A small example is the Brussels region. For a number of customers we saw that the number of clicks in Brussels was very high compared to other locations, while our conversion volume for the same Brussels ratio was again quite low compared to other locations. This is probably because many people quickly look something up during a 5 minutes break at work and then when they come home they effectively place their order (=> hello RLSA).

Ad Scheduling

The last (but not least) bid adjustments which I discuss here is concerning ad scheduling.

By default, your AdWords ads appear 24/24, 7/7. When you do an analysis of your results (you can segment your data based on time of day or day of the week for example), you will be able to determine quickly that your campaigns are not equally performing at any given time. It is of course crucial to be present as much as possible at those times of  the day when people decide to proceed with a purchase.

The best thing you can do here is to create a mapping of your peak times during a full week (over a longer period in order to exclude the impact of accidents/bugs). Next you can raise bids on those times when you generate the most conversions.

What’s next?

I already listed some adjustments above. Some of these will make your results evolve positively, others might not have the desired effect. The important thing is that you're trying to test new features each time. If it does not, no problem, but at least you know for sure you’re not missing out on additional leads/conversions. Furthermore, it may be that a certain bid adjustment for a given customer may have no effect, while the same bid adjustment sometimes works wonders with another customer. Make sure that you run your test long enough so that you can draw an informed conclusion from your collected data.

How do you decide when you use which bid adjustment? All this depends on your client. What are the KPIs you work with?

A brief example: at one of our clients we work with call-only ads. It is logical that we allow these ads to appear only when the call center of our client is operational. Therefore, we apply Ad Scheduling here.

Another example is when a customer has a clear idea of ​​who its clients are. Thanks to DFSA we can respond to this by increasing our bid adjustment for the demographic segments the customer gives us.

Another question to ask yourself: how big should I set the bid adjustment?

Keep in mind that several adjustments are all accumulated together. Your original bid of € 1.00 for instance can rise very quickly when you have multiple bid adjustments. This means that you sometimes may have spent your daily budget faster than expected (=> hello ad scheduling).

Generally speaking, I first make an analysis of the collected data after which I then compare the average score. If for a certain segment/time of day/location the score is X% above the average, I start with a positive bid adjustment of (X/2)%. I then let the bid adjustment run and reassess the situation. For negative adjustments I do almost exactly the same but here I used a bit more caution and choose for an adjustment of (X/4)% (we are keen to not miss potential conversions/leads). This method allows you to spread your budget better in order to reach better results overall.
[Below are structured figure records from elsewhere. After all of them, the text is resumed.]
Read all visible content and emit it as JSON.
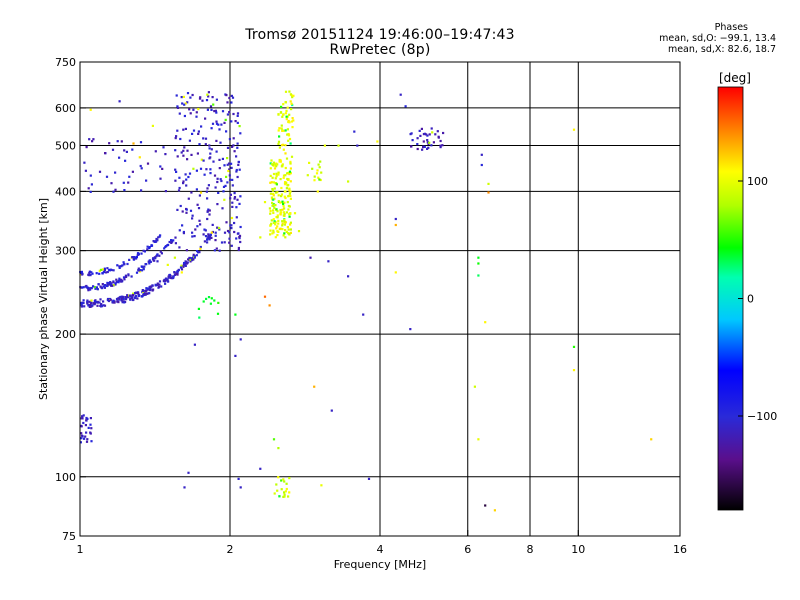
{
  "title": {
    "line1": "Tromsø 20151124 19:46:00–19:47:43",
    "line2": "RwPretec (8p)"
  },
  "phases": {
    "title": "Phases",
    "line_o": "mean, sd,O: −99.1, 13.4",
    "line_x": "mean, sd,X: 82.6, 18.7"
  },
  "colorbar": {
    "label": "[deg]",
    "ticks": [
      {
        "value": 100,
        "label": "100"
      },
      {
        "value": 0,
        "label": "0"
      },
      {
        "value": -100,
        "label": "−100"
      }
    ],
    "range": [
      -180,
      180
    ]
  },
  "chart_data": {
    "type": "scatter",
    "title": "Tromsø 20151124 19:46:00–19:47:43",
    "subtitle": "RwPretec (8p)",
    "xlabel": "Frequency [MHz]",
    "ylabel": "Stationary phase Virtual Height [km]",
    "x_scale": "log",
    "y_scale": "log",
    "xlim": [
      1,
      16
    ],
    "ylim": [
      75,
      750
    ],
    "x_ticks": [
      {
        "value": 1,
        "label": "1"
      },
      {
        "value": 2,
        "label": "2"
      },
      {
        "value": 4,
        "label": "4"
      },
      {
        "value": 6,
        "label": "6"
      },
      {
        "value": 8,
        "label": "8"
      },
      {
        "value": 10,
        "label": "10"
      },
      {
        "value": 16,
        "label": "16"
      }
    ],
    "y_ticks": [
      {
        "value": 75,
        "label": "75"
      },
      {
        "value": 100,
        "label": "100"
      },
      {
        "value": 200,
        "label": "200"
      },
      {
        "value": 300,
        "label": "300"
      },
      {
        "value": 400,
        "label": "400"
      },
      {
        "value": 500,
        "label": "500"
      },
      {
        "value": 600,
        "label": "600"
      },
      {
        "value": 750,
        "label": "750"
      }
    ],
    "x_gridlines": [
      2,
      4,
      6,
      8,
      10
    ],
    "y_gridlines": [
      100,
      200,
      300,
      400,
      500,
      600
    ],
    "grid": true,
    "color_axis": "phase [deg]",
    "clusters": [
      {
        "kind": "curve",
        "f_from": 1.0,
        "f_to": 1.85,
        "h_base": 232,
        "h_rise": 95,
        "exponent": 2.2,
        "phase": -110,
        "count": 260,
        "spread": 4
      },
      {
        "kind": "curve",
        "f_from": 1.0,
        "f_to": 1.55,
        "h_base": 250,
        "h_rise": 70,
        "exponent": 2.0,
        "phase": -105,
        "count": 110,
        "spread": 3
      },
      {
        "kind": "curve",
        "f_from": 1.0,
        "f_to": 1.45,
        "h_base": 268,
        "h_rise": 55,
        "exponent": 2.0,
        "phase": -100,
        "count": 80,
        "spread": 3
      },
      {
        "kind": "box",
        "f": [
          1.55,
          2.1
        ],
        "h": [
          300,
          650
        ],
        "phase": -110,
        "count": 260
      },
      {
        "kind": "box",
        "f": [
          1.02,
          1.5
        ],
        "h": [
          380,
          520
        ],
        "phase": -112,
        "count": 45
      },
      {
        "kind": "box",
        "f": [
          1.0,
          1.06
        ],
        "h": [
          118,
          135
        ],
        "phase": -110,
        "count": 30
      },
      {
        "kind": "box",
        "f": [
          2.4,
          2.65
        ],
        "h": [
          320,
          470
        ],
        "phase": 100,
        "count": 190
      },
      {
        "kind": "box",
        "f": [
          2.5,
          2.68
        ],
        "h": [
          470,
          650
        ],
        "phase": 100,
        "count": 60
      },
      {
        "kind": "box",
        "f": [
          2.85,
          3.05
        ],
        "h": [
          420,
          480
        ],
        "phase": 95,
        "count": 14
      },
      {
        "kind": "box",
        "f": [
          4.6,
          5.4
        ],
        "h": [
          490,
          545
        ],
        "phase": -115,
        "count": 40
      },
      {
        "kind": "box",
        "f": [
          2.45,
          2.65
        ],
        "h": [
          90,
          100
        ],
        "phase": 95,
        "count": 20
      },
      {
        "kind": "box",
        "f": [
          1.73,
          1.9
        ],
        "h": [
          215,
          240
        ],
        "phase": 40,
        "count": 10
      }
    ],
    "points": [
      {
        "f": 6.3,
        "h": 290,
        "phase": 40
      },
      {
        "f": 6.3,
        "h": 282,
        "phase": 45
      },
      {
        "f": 6.3,
        "h": 266,
        "phase": 30
      },
      {
        "f": 6.4,
        "h": 478,
        "phase": -110
      },
      {
        "f": 6.4,
        "h": 455,
        "phase": -100
      },
      {
        "f": 6.6,
        "h": 415,
        "phase": 90
      },
      {
        "f": 6.6,
        "h": 398,
        "phase": 140
      },
      {
        "f": 6.5,
        "h": 212,
        "phase": 110
      },
      {
        "f": 6.2,
        "h": 155,
        "phase": 90
      },
      {
        "f": 6.3,
        "h": 120,
        "phase": 100
      },
      {
        "f": 6.5,
        "h": 87,
        "phase": -160
      },
      {
        "f": 6.8,
        "h": 85,
        "phase": 120
      },
      {
        "f": 9.8,
        "h": 540,
        "phase": 110
      },
      {
        "f": 9.8,
        "h": 188,
        "phase": 50
      },
      {
        "f": 9.8,
        "h": 168,
        "phase": 110
      },
      {
        "f": 14.0,
        "h": 120,
        "phase": 120
      },
      {
        "f": 4.3,
        "h": 350,
        "phase": -110
      },
      {
        "f": 4.3,
        "h": 340,
        "phase": 130
      },
      {
        "f": 4.3,
        "h": 270,
        "phase": 110
      },
      {
        "f": 4.4,
        "h": 640,
        "phase": -110
      },
      {
        "f": 4.5,
        "h": 605,
        "phase": -100
      },
      {
        "f": 4.6,
        "h": 205,
        "phase": -110
      },
      {
        "f": 3.55,
        "h": 535,
        "phase": -105
      },
      {
        "f": 3.6,
        "h": 500,
        "phase": -110
      },
      {
        "f": 3.95,
        "h": 510,
        "phase": 110
      },
      {
        "f": 3.45,
        "h": 265,
        "phase": -110
      },
      {
        "f": 3.7,
        "h": 220,
        "phase": -110
      },
      {
        "f": 3.3,
        "h": 500,
        "phase": 90
      },
      {
        "f": 3.1,
        "h": 500,
        "phase": 100
      },
      {
        "f": 3.0,
        "h": 400,
        "phase": 110
      },
      {
        "f": 3.45,
        "h": 420,
        "phase": 90
      },
      {
        "f": 2.9,
        "h": 290,
        "phase": -120
      },
      {
        "f": 3.15,
        "h": 285,
        "phase": -110
      },
      {
        "f": 2.95,
        "h": 155,
        "phase": 130
      },
      {
        "f": 3.2,
        "h": 138,
        "phase": -110
      },
      {
        "f": 3.8,
        "h": 99,
        "phase": -110
      },
      {
        "f": 3.05,
        "h": 96,
        "phase": 100
      },
      {
        "f": 2.35,
        "h": 240,
        "phase": 150
      },
      {
        "f": 2.4,
        "h": 230,
        "phase": 140
      },
      {
        "f": 2.45,
        "h": 120,
        "phase": 60
      },
      {
        "f": 2.5,
        "h": 115,
        "phase": 80
      },
      {
        "f": 2.3,
        "h": 104,
        "phase": -110
      },
      {
        "f": 2.05,
        "h": 180,
        "phase": -110
      },
      {
        "f": 2.1,
        "h": 195,
        "phase": -110
      },
      {
        "f": 1.7,
        "h": 190,
        "phase": -110
      },
      {
        "f": 1.65,
        "h": 102,
        "phase": -110
      },
      {
        "f": 1.62,
        "h": 95,
        "phase": -110
      },
      {
        "f": 2.08,
        "h": 99,
        "phase": -105
      },
      {
        "f": 2.1,
        "h": 95,
        "phase": -110
      },
      {
        "f": 2.05,
        "h": 220,
        "phase": 40
      },
      {
        "f": 1.02,
        "h": 460,
        "phase": -110
      },
      {
        "f": 1.05,
        "h": 595,
        "phase": 110
      },
      {
        "f": 1.2,
        "h": 620,
        "phase": -110
      },
      {
        "f": 1.4,
        "h": 550,
        "phase": 100
      },
      {
        "f": 1.28,
        "h": 505,
        "phase": 130
      },
      {
        "f": 1.5,
        "h": 280,
        "phase": 100
      },
      {
        "f": 1.55,
        "h": 290,
        "phase": 90
      },
      {
        "f": 1.6,
        "h": 270,
        "phase": 110
      },
      {
        "f": 1.43,
        "h": 285,
        "phase": -110
      },
      {
        "f": 1.9,
        "h": 335,
        "phase": 80
      },
      {
        "f": 1.8,
        "h": 640,
        "phase": 90
      },
      {
        "f": 1.85,
        "h": 610,
        "phase": 60
      },
      {
        "f": 2.3,
        "h": 320,
        "phase": 95
      },
      {
        "f": 2.35,
        "h": 380,
        "phase": 100
      },
      {
        "f": 2.7,
        "h": 360,
        "phase": 100
      },
      {
        "f": 2.75,
        "h": 330,
        "phase": 95
      }
    ]
  }
}
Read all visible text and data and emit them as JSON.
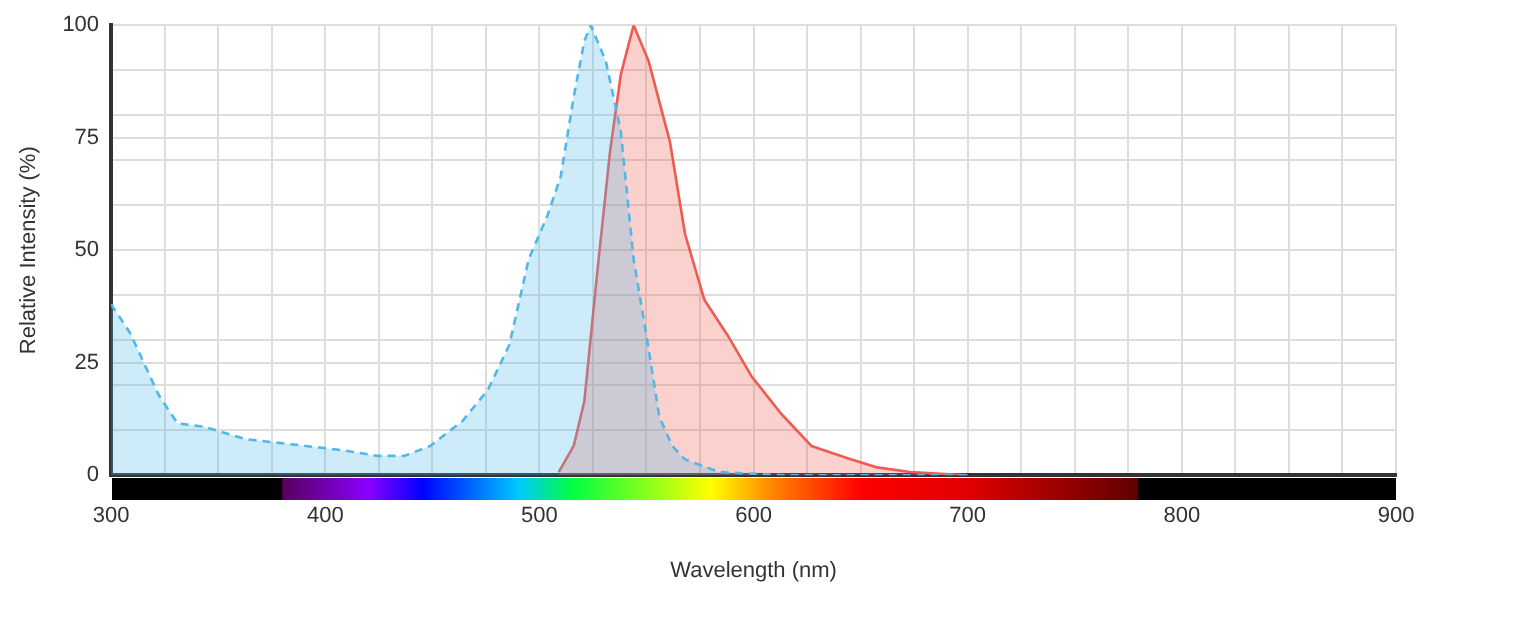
{
  "chart_data": {
    "type": "area",
    "xlabel": "Wavelength (nm)",
    "ylabel": "Relative Intensity (%)",
    "xlim": [
      300,
      900
    ],
    "xticks": [
      300,
      {
        "value": 325,
        "label": null
      },
      {
        "value": 350,
        "label": null
      },
      {
        "value": 375,
        "label": null
      },
      400,
      {
        "value": 425,
        "label": null
      },
      {
        "value": 450,
        "label": null
      },
      {
        "value": 475,
        "label": null
      },
      500,
      {
        "value": 525,
        "label": null
      },
      {
        "value": 550,
        "label": null
      },
      {
        "value": 575,
        "label": null
      },
      600,
      {
        "value": 625,
        "label": null
      },
      {
        "value": 650,
        "label": null
      },
      {
        "value": 675,
        "label": null
      },
      700,
      {
        "value": 725,
        "label": null
      },
      {
        "value": 750,
        "label": null
      },
      {
        "value": 775,
        "label": null
      },
      800,
      {
        "value": 825,
        "label": null
      },
      {
        "value": 850,
        "label": null
      },
      {
        "value": 875,
        "label": null
      },
      900
    ],
    "ylim": [
      0,
      100
    ],
    "yticks": [
      0,
      {
        "value": 10,
        "label": null
      },
      {
        "value": 20,
        "label": null
      },
      25,
      {
        "value": 30,
        "label": null
      },
      {
        "value": 40,
        "label": null
      },
      50,
      {
        "value": 60,
        "label": null
      },
      {
        "value": 70,
        "label": null
      },
      75,
      {
        "value": 80,
        "label": null
      },
      {
        "value": 90,
        "label": null
      },
      100
    ],
    "grid": true,
    "legend": false,
    "marker": "none",
    "series": [
      {
        "color": "#4fb8e8",
        "line_style": "dashed",
        "x": [
          300,
          309,
          322,
          331,
          343,
          363,
          391,
          409,
          424,
          437,
          449,
          464,
          476,
          486,
          495,
          504,
          510,
          516,
          521,
          524,
          531,
          538,
          544,
          550,
          556,
          562,
          568,
          584,
          614,
          700
        ],
        "values": [
          38,
          31.5,
          18,
          11.5,
          10.8,
          8,
          6.5,
          5.5,
          4.3,
          4.3,
          6.5,
          12,
          19,
          29,
          48,
          58,
          66.5,
          84,
          96.5,
          100,
          92,
          76.5,
          48,
          31,
          13,
          6.5,
          3.5,
          0.7,
          0,
          0
        ]
      },
      {
        "color": "#f05a50",
        "line_style": "solid",
        "x": [
          509,
          516,
          521,
          527,
          533,
          538,
          544,
          551,
          561,
          568,
          577,
          588,
          599,
          613,
          627,
          645,
          657,
          673,
          700
        ],
        "values": [
          0.7,
          6.5,
          16.5,
          45,
          72,
          89,
          100,
          92,
          74,
          53.6,
          39,
          31,
          22,
          13.6,
          6.5,
          3.6,
          1.8,
          0.7,
          0
        ]
      }
    ]
  }
}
On the other hand, this way you also limit the risk when your adjustment does not lead to the expected results.

If there is one thing you need to remember from this article it's that you should always test new features. Do you feel unsure? Limit the test to a part of your campaign, or set a lower bid adjustment. After a short period you can evaluate the results and decide whether or not to discontinue your test or (hopefully) continue and even expand.